I saw that girl jumping from the window. I felt so horrified. I went to wake Mili up, but I found no one in the bed. For some moments, I stood stupefied. Mili had disappeared all of a sudden. I had seen her sleeping at one moment and the next moment she was gone. I had no idea what was happening here. I started yelling and screaming. I cried out Mili's name loud. I fell down to the floor and started crying. I did not know what to do. I needed help.

At that moment, a man with a white coat and a stethoscope came in and pulled me up. A woman gave me water to drink. They asked me if I was okay. I couldn't speak for a few minutes, my hands and legs were trembling. They gave me a tablet and water. I threw those away. 

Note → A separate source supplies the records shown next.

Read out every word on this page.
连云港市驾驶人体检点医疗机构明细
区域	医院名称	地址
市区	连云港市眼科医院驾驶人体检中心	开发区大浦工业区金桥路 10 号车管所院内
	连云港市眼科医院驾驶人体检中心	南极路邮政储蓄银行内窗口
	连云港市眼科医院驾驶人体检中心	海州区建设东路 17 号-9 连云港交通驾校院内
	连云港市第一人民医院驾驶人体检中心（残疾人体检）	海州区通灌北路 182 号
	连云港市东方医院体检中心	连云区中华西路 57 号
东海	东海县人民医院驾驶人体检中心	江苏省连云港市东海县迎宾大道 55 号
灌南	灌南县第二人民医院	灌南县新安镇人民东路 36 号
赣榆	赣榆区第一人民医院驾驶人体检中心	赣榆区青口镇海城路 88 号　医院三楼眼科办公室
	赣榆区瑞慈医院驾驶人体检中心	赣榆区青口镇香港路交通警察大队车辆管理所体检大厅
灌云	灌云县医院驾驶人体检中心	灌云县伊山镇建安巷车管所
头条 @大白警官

Then, the man in the white coat said to me that I was in the hospital. He is my doctor and is treating me for schizophrenia for the past three weeks. I started to recall bit by bit. Flashes of memory were hitting me one by one. Both Mili, and the girl I saw outside, were my hallucinations. Yes, it was hard to believe since I spoke to Mili about everything, she was listening and laughing with me, and the girl I saw, I never felt she wasn't real for a single time. Mili, my only friend, turns out to be my hallucination. I felt a lump in my throat and a teardrop in my eye. The doctor said to me that they are all with me in this battle and tucked me in the shoulder. I nodded at him and wiped my tear away.

After calming down, I took deep breaths and swallowed the medicines. I wanted to go back home to my mom, but not until I win this battle of mine.

I looked outside and saw Mili and the girl gossiping and laughing at each other by that window. I turned my head away, shut my eyes close and hoped I never see them again.